Por Sandra Luz Tello Velázquez
Algunas de las mejores ideas llegan de pronto, simplemente por el recuerdo de una frase que viene de la mano de fechas importantes, así llegó a mi mente el 16 de diciembre de 1775, día en que nació Jane Austen y cuyo epitafio, en la catedral de Winchester, no menciona que fuera la autora de las novelas por las que actualmente se le reconoce.
Han transcurrido más de doscientos seis años desde su partida y es evidente que su obra literaria surgió del anhelo de expresar sus ideas, aunque la lengua inglesa confería a las mujeres al silencio.
El estilo de Jane Austen es sencillo, alejado del virtuosismo y el sentimentalismo meloso. A través de sus escritos muestra su agudeza al observar, escuchar y mantener su afinidad con otras mujeres,
Aunque Jane Austen solo escribió seis novelas logró reflejar la emoción de lo cotidiano en personajes comunes y corrientes, en hombres y mujeres que se enfrentaban a una sociedad inglesa plagada de prejuicios, excentricidades, exigencias, divisiones sociales y constructos de género.
En la actualidad, Jane Austen se ha convertido en una de las escritoras más leídas y conocidas, tal vez por las adaptaciones de sus novelas en cine o televisión, paradójicamente ella escribió en sus cartas que por ceñirse a su estilo nunca tendría éxito.
Es posible que su notoriedad se deba a que sus relatos tratan de personas y de sentimientos completamente humanos, lo que lleva al lector a identificarse con personajes que tienen una voz bien definida, una personalidad distintiva y las palabras apropiadas para esta.

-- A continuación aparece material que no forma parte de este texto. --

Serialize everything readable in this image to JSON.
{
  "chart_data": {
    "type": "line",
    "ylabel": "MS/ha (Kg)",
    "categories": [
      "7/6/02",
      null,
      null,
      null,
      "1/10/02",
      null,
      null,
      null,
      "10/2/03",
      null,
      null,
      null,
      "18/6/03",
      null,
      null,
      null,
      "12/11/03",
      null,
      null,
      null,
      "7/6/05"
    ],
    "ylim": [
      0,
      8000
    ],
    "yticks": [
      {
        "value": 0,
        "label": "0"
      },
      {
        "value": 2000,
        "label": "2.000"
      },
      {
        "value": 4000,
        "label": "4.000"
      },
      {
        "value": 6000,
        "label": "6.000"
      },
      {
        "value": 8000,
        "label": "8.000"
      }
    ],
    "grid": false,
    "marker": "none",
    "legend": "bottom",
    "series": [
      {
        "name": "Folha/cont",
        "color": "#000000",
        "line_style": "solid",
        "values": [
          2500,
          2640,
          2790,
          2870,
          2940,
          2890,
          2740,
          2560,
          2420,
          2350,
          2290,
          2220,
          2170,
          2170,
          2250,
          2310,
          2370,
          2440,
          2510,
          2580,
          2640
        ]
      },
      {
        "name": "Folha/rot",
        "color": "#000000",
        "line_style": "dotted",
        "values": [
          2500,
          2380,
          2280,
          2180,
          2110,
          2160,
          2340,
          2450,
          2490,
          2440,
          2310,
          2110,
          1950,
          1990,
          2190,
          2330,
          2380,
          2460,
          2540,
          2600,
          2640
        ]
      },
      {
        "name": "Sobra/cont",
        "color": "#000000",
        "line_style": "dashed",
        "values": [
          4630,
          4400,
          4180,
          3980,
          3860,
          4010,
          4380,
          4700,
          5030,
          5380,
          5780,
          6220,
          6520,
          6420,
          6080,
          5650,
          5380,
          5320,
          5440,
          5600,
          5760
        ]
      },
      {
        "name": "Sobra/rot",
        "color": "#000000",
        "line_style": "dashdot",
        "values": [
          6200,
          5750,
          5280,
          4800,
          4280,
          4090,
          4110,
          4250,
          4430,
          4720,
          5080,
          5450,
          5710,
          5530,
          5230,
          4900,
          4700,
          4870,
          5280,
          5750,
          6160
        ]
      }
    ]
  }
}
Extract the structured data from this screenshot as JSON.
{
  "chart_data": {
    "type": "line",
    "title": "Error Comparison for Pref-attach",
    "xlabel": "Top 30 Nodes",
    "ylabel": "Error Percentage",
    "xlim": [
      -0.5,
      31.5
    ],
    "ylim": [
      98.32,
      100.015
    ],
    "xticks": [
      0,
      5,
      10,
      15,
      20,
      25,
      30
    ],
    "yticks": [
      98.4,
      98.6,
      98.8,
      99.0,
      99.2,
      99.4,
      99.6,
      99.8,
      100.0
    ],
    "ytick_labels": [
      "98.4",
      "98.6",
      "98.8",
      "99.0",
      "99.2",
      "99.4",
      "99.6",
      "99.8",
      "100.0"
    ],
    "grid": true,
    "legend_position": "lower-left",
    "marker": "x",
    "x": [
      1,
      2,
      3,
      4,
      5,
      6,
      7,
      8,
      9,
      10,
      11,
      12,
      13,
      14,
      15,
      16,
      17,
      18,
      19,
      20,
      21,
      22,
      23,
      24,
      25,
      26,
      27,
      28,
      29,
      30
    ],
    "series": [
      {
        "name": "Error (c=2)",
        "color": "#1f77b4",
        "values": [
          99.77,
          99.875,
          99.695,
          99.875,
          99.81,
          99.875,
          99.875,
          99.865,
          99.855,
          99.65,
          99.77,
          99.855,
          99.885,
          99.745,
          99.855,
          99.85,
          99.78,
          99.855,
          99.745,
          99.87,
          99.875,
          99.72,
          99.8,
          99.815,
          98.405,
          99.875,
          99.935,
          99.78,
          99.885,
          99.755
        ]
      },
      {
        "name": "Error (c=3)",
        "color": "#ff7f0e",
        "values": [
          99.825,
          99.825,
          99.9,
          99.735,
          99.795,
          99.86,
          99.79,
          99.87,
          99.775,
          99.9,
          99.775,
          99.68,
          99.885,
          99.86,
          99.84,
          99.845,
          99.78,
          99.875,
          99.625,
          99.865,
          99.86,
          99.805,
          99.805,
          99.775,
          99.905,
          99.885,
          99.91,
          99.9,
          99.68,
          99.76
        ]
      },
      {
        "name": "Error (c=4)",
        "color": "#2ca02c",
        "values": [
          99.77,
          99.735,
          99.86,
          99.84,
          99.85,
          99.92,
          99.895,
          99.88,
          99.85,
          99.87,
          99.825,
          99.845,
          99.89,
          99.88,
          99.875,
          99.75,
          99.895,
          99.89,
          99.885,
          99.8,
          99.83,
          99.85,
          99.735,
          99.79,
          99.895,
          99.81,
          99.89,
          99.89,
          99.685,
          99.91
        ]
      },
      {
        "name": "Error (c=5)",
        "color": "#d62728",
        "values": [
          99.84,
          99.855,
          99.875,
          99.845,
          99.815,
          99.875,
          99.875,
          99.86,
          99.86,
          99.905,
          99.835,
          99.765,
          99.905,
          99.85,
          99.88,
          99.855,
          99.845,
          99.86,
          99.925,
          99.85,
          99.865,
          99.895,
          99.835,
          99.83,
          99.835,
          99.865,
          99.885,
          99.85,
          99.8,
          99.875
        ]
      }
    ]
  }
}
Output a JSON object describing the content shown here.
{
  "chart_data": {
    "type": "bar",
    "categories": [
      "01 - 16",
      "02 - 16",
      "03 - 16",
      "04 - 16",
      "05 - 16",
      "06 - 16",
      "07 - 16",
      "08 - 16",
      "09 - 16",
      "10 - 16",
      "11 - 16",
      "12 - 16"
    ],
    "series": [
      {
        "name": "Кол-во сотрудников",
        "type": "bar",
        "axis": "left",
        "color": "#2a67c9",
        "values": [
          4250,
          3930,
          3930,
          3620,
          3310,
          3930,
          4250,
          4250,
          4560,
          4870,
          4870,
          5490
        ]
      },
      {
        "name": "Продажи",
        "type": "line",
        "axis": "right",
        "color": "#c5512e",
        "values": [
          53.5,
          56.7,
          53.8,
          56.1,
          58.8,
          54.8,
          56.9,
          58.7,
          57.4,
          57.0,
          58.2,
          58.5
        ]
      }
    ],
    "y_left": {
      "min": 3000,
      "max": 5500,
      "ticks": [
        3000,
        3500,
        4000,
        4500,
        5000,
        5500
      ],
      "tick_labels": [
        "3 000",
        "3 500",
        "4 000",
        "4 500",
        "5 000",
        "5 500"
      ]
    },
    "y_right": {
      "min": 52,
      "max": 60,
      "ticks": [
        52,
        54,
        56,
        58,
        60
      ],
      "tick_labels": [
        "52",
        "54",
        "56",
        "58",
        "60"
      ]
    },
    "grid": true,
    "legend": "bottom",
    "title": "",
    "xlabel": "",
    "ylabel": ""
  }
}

La literatura de Austen es como la buena anécdota, pues al leerla se despliega un abanico de posibilidades que persisten en el presente, un abanico que quizá se refleje en nosotros, al observar deseos que, en muchos casos no se materializan o que nos dejan sin respuestas concretas debido a los desenlaces abiertos, cuyos personajes se enfrentan y sufren en un mundo lleno de codicia, arribismo, mimetismo social y divisiones de clase.
En una última cuestión Austen mostraba un “yo” superpuesto a la sociedad, que rompió con los cartabones de la época georgiana y estaba representada en las hijas del Señor Bennet de Orgullo y Prejuicio, así como las diferentes personalidades femeninas recreadas a través de Emma, Annie Elliot o Elinor Dashwood, las cuales no son producto de un capricho de la autora, sino parte de una disertación moral personal.